HIDDEN BRAIN PUZZLE (AND ANSWER): Sexism in the Workplace -- Some Paradoxical Evidence
You are a woman worried about sexism who has applied for a job. When you enter your interviewer’s office, you see (a) an office with newspapers, stationery & dictionaries (b) an office with Playboy posters, motorcycle mags & hunting awards (c) an office with rainbow flags and plaques about diversity. Which prospective interviewer is likely to elicit the WORST interview performance from you and why?

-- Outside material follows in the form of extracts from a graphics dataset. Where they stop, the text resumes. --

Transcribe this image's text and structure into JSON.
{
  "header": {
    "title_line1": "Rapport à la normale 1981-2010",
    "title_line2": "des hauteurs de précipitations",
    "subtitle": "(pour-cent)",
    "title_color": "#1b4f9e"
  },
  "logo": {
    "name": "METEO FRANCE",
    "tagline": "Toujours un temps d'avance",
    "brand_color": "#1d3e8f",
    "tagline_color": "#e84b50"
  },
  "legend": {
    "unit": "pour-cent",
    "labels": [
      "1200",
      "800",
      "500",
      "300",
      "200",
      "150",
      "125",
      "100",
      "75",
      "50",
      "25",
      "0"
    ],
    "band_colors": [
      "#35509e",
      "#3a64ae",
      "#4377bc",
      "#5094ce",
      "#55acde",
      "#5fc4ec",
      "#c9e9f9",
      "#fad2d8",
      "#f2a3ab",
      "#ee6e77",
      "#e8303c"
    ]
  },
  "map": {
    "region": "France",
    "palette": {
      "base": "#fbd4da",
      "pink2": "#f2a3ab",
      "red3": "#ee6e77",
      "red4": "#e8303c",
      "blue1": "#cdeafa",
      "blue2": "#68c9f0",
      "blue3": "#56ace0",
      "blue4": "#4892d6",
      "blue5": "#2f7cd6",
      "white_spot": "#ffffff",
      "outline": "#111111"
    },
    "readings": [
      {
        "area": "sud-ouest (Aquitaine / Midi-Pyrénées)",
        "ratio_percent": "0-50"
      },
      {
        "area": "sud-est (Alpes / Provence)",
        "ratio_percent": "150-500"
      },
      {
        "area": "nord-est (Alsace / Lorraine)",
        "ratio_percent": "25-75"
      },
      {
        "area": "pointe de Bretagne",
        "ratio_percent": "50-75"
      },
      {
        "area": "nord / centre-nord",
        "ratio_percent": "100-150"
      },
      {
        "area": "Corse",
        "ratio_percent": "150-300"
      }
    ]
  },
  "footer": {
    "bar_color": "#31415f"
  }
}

The obvious answer, of course, is B. Equally obviously, of course, there is a catch. It turns out that the correct answer is A. It’s the office that contains no clues about the prospective interviewer’s views about gender/sexism/diversity etc that poses the greatest threat to the self-confidence of our prospective interviewee. Remember the puzzle said this was an interviewee who was concerned about sexism. It turns out that ambiguous information (or no information) creates more of a concern to people worried about something (as they spend time trying to figure out who they are dealing with) than a person with explicitly threatening views.
I constructed this puzzle from an experiment conducted last year by Rodolfo Mendoza-Denton, Lindsay Shaw-Taylor, Serena Chen and Eunice Chang. The researchers asked female volunteers who were worried about sexism to take a test, and provided them with information ahead of time about the office of the person who would be evaluating them. The offices were broadly similar to what I described in the puzzle. The women given the ambiguous information performed much worse on the test than women given more explicit cues that their evaluator was likely to hold sexist views. The researchers published their work in a paper called “Ironic effects of explicit gender prejudice on women’s test performance” in the Journal of Experimental Social Psychology.
The wrong lesson to draw from this experiment is that interviewers should display Playboy pinups in their offices ahead of interviews with female job candidates. The right lesson to draw is that if you want people to perform at their best — and managers, companies and institutions pay a clear price when talented job-seekers underperform during interviews — you have to make it explicit that you don’t count yourself among the knuckleheads.